Foto: Avelino Isaias Mondlhane
Avelino Isaias Mondlhane

Flood risk management strategic planning with long-term perspectives is a complex problem, for which the solution requires a multidisciplinary and multi-paradigm approach. A significant dimension of this complexity arises from the need to include or add a participatory mode to the solution process, which amounts to a requirement that all stakeholders, ranging from decision makers to experts and beneficiaries, be involved in the decision making. However, these stakeholders may have different objectives, and this may lead to different or even conflicting courses of action, particularly when a selection must be made of the most appropriate coping strategy that may lead to sustainability. Multiple-criteria decision analysis is one paradigm that has the capability to handle these conflicting courses of action. There is a volume of research that has presented various strategies for flood risk management over the last couple of decades. Recent approaches have included computer-based modelling and infrastructure measurement. One finding providing a strong basis for the relevance of the problem we are trying to solve is that most of these strategies fail in the long run; this is particularly true in developing countries, considering their economic, infrastructure and social limitations.
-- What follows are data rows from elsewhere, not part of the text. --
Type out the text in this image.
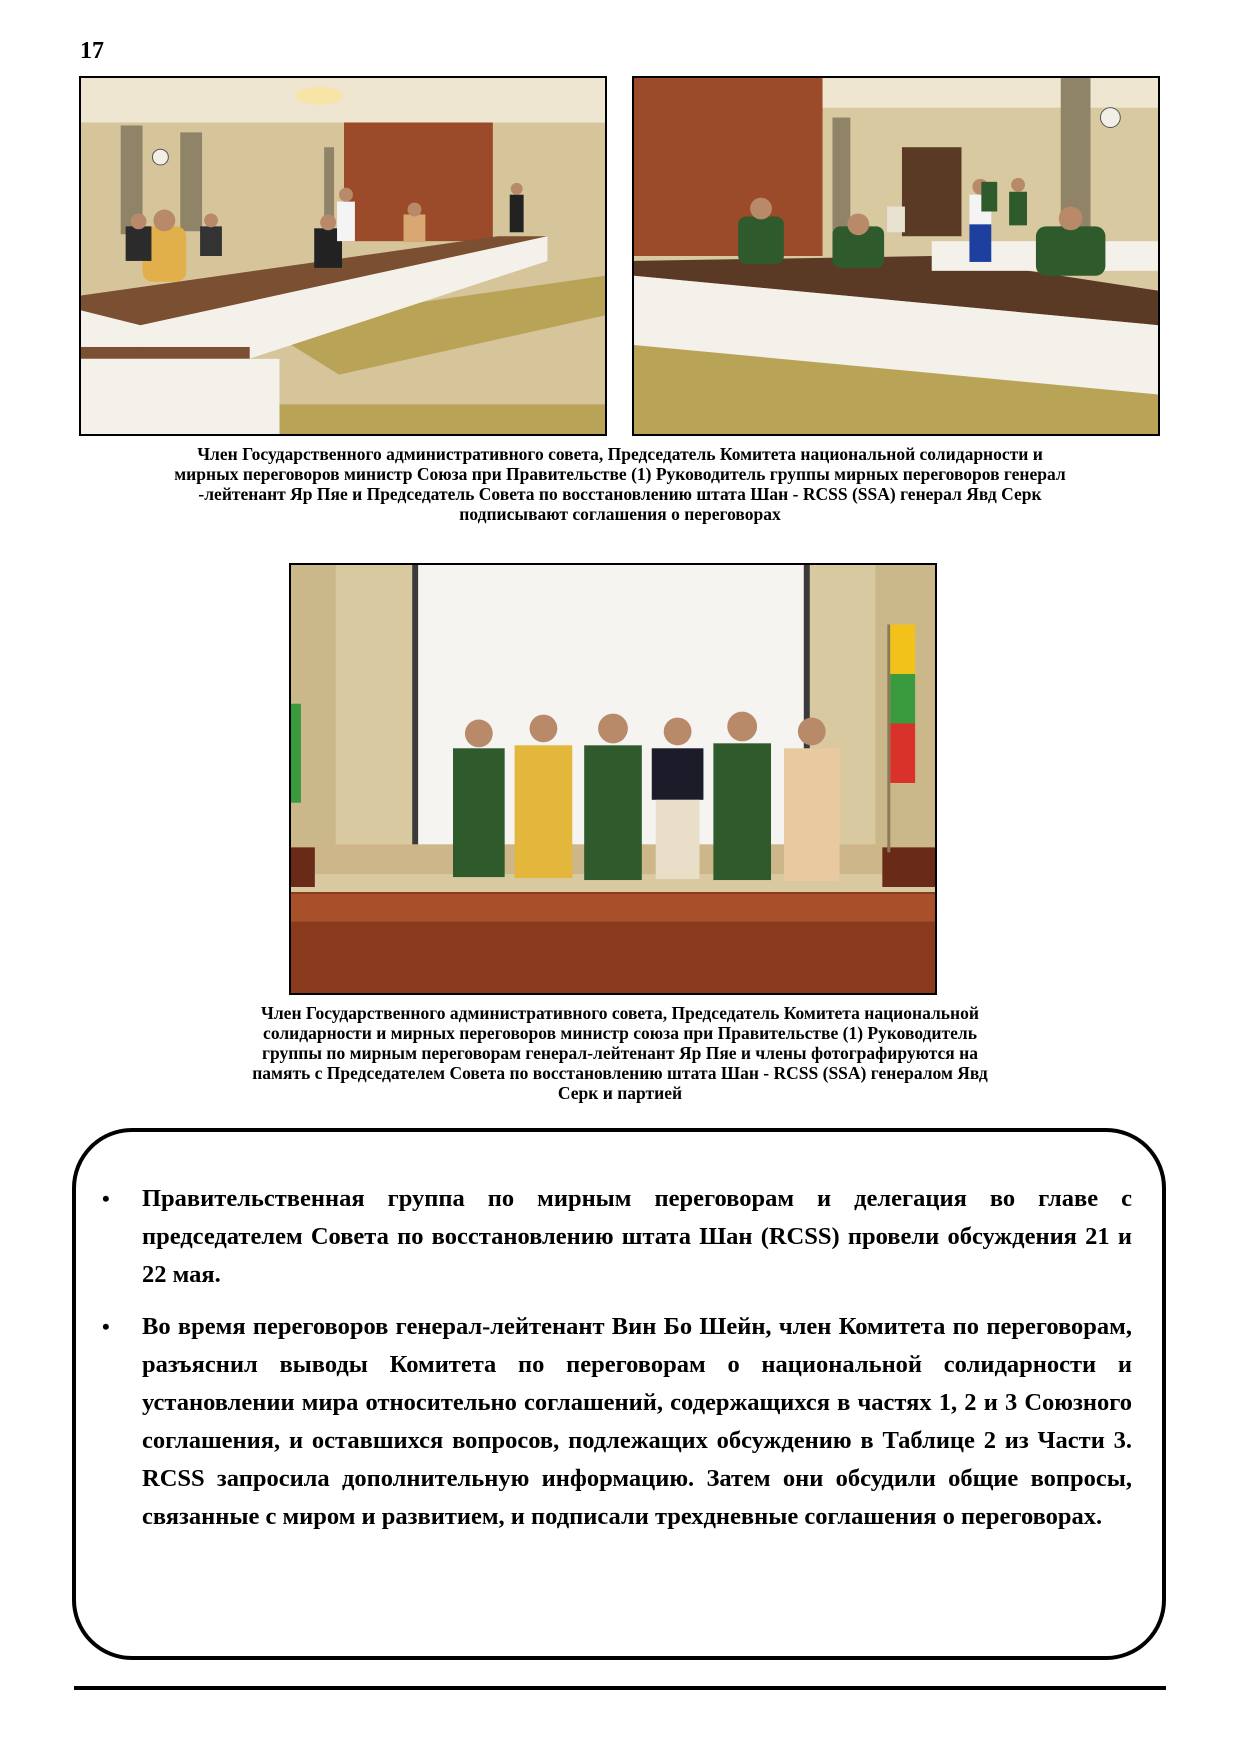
17
Член Государственного административного совета, Председатель Комитета национальной солидарности и
мирных переговоров министр Союза при Правительстве (1) Руководитель группы мирных переговоров генерал
-лейтенант Яр Пяе и Председатель Совета по восстановлению штата Шан - RCSS (SSA) генерал Явд Серк
подписывают соглашения о переговорах
Член Государственного административного совета, Председатель Комитета национальной
солидарности и мирных переговоров министр союза при Правительстве (1) Руководитель
группы по мирным переговорам генерал-лейтенант Яр Пяе и члены фотографируются на
память с Председателем Совета по восстановлению штата Шан - RCSS (SSA) генералом Явд
Серк и партией
• Правительственная группа по мирным переговорам и делегация во главе с председателем Совета по восстановлению штата Шан (RCSS) провели обсуждения 21 и 22 мая.
• Во время переговоров генерал-лейтенант Вин Бо Шейн, член Комитета по переговорам, разъяснил выводы Комитета по переговорам о национальной солидарности и установлении мира относительно соглашений, содержащихся в частях 1, 2 и 3 Союзного соглашения, и оставшихся вопросов, подлежащих обсуждению в Таблице 2 из Части 3. RCSS запросила дополнительную информацию. Затем они обсудили общие вопросы, связанные с миром и развитием, и подписали трехдневные соглашения о переговорах.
Hence, a novel approach is very much warranted, and this is the central object of our study. An important aspect of its novelty lies in realising that instead of applying numerous strategies in isolation, one needs to combine and integrate them. Our research focuses on developing scenarios for integrating flood risk management strategies, based on multiple-criteria decision analysis to combine conflicting arguments in order to generate a viable strategy. Additional aspects of this holistic approach were imported from the area of business management, such as strategic planning and balanced scorecards for decision making within scenario planning. Finally, a long-term vision for a sustainable environment that minimises the impact of floods was designed using backcasting scenario planning.


The decision-making alternatives were risk, hazard, exposure and vulnerability, and these were used against a set of 24 criteria for control. These criteria were extracted from various coping and adaptive capabilities, and from environmental, economic, and social domains. The scenarios for the integration of flood risk management strategies are based on a real-life case study of the Limpopo River Basin, and specifically of the Chókwe district in Gaza province, Mozambique. The result of this research was a framework called SPIFRiMS, based on a sliding weight elicitation method. The framework and the data from the case study were implemented in Excel. The research outputs were five different scenarios illustrating different options from the perspectives of the stakeholders and beneficiaries in the light of their long-term views when compared to the actual state of the art.